Normal MicroCap risks apply to Spindle including illiquidity, the risk of dilution and share price swings. Investors should be aware of all of the risks associated with MicroCap and NanoCap companies before making any investments. Investors should be aware and understand Spindle’s balance sheet, income statement and statement of cash flows before investing.
Spindle’s massive management and Board of Directors overhaul has caught our attention since a strong emphasis must be placed on those running a MicroCap company – the captains of the ship.
The company’s re-energized management team, and board of directors, is packed with payments and mobile industry veterans who have significant experience in their fields. These significant changes have caught our attention as we rarely see a 360-degree overhaul that includes veterans across the board with significant industry experience.
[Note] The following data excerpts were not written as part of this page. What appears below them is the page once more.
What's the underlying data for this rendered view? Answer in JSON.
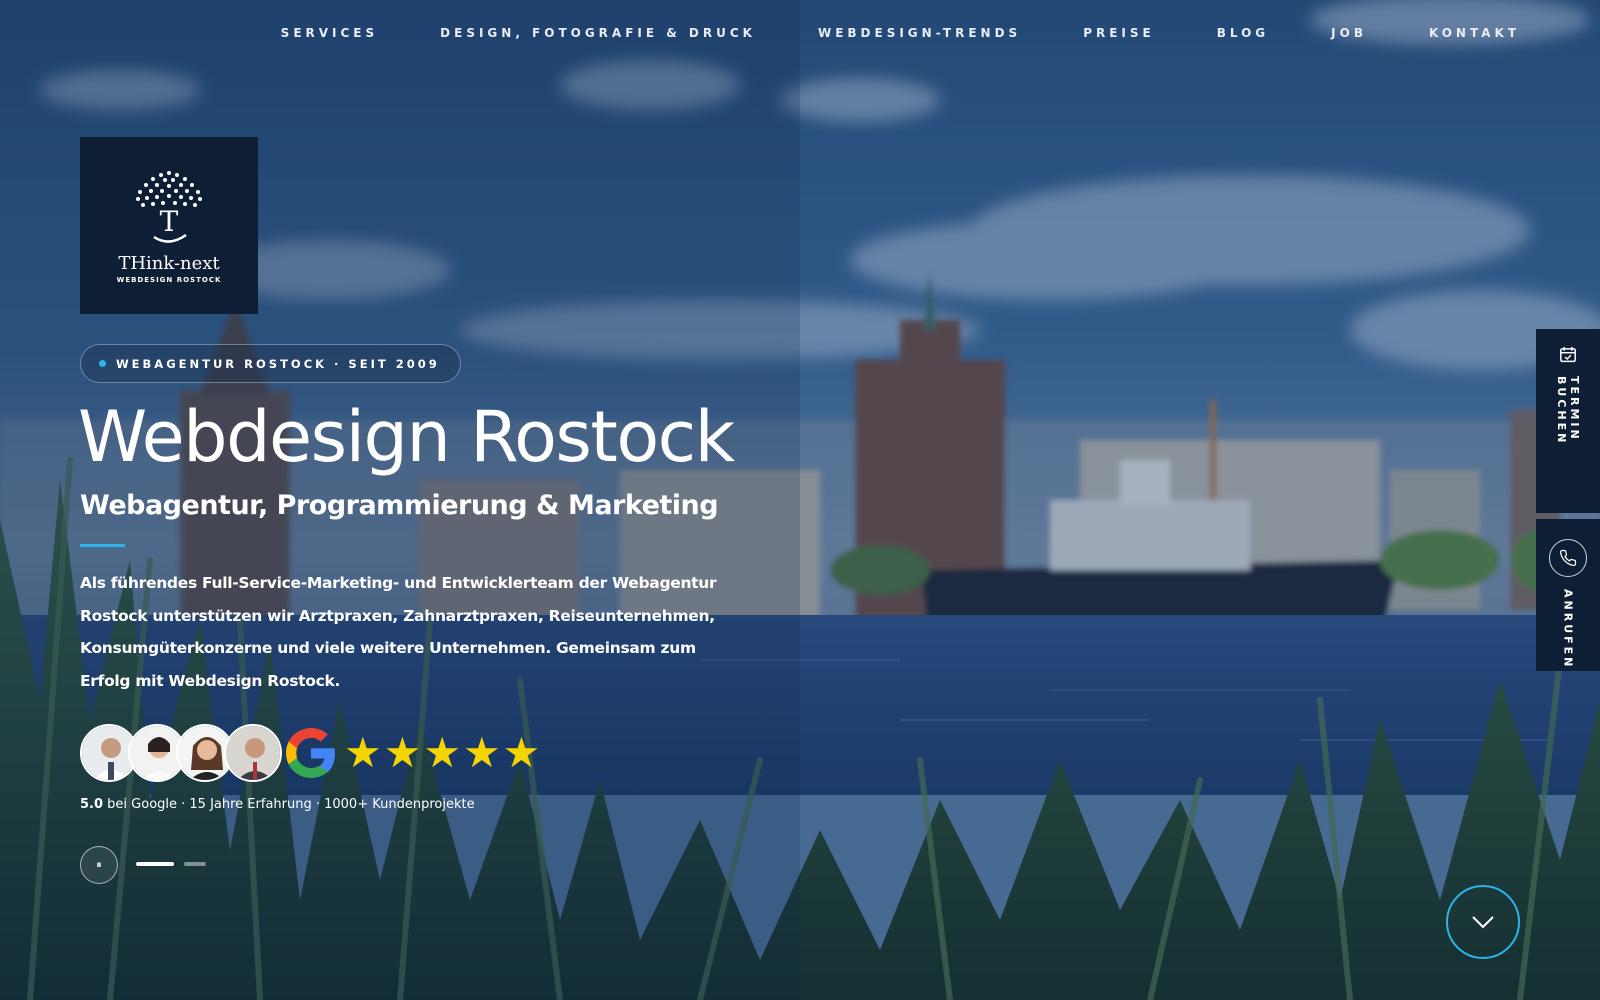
{
  "nav": {
    "items": [
      "SERVICES",
      "DESIGN, FOTOGRAFIE & DRUCK",
      "WEBDESIGN-TRENDS",
      "PREISE",
      "BLOG",
      "JOB",
      "KONTAKT"
    ]
  },
  "logo": {
    "name": "THink-next",
    "subline": "WEBDESIGN ROSTOCK"
  },
  "hero": {
    "badge": "WEBAGENTUR ROSTOCK · SEIT 2009",
    "title": "Webdesign Rostock",
    "subtitle": "Webagentur, Programmierung & Marketing",
    "description": "Als führendes Full-Service-Marketing- und Entwicklerteam der Webagentur Rostock unterstützen wir Arztpraxen, Zahnarztpraxen, Reiseunternehmen, Konsumgüterkonzerne und viele weitere Unternehmen. Gemeinsam zum Erfolg mit Webdesign Rostock."
  },
  "reviews": {
    "rating": "5.0",
    "summary": "bei Google · 15 Jahre Erfahrung · 1000+ Kundenprojekte",
    "stars": 5
  },
  "slider": {
    "pause_icon": "pause-icon",
    "pause_glyph": "⏸",
    "active_index": 0,
    "count": 2
  },
  "side": {
    "termin_label": "TERMIN BUCHEN",
    "anrufen_label": "ANRUFEN"
  },
  "colors": {
    "accent": "#2cb4ea",
    "panel": "#0e1f35",
    "star": "#f5d400"
  }
}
It is worth noting that these changes mainly all took place just a short 60-90 days ago, meaning the company is able to attract top-tier talent, and that the company’s experienced new team’s execution should begin to funnel through the company in terms of results. Furthermore, a company cannot attract top-tier talent without having some fundamental core strengths in its assets – hence if veterans are going to join a company they first vet the company’s offering so insure that they have a future there.
I would look for any addition core payments or marketing talent joining either the Board of Directors and/or the Management Team as a clear sign that this is one company that is about to turn the corner. Considering that many now involved previously built Solveras and sold it, one can only assume that they are working towards laying the groundwork for what they hope to be a similar result for Spindle. If you too believe that small stocks are a bet on the jockey, then Spindle could prove to be a very interesting opportunity.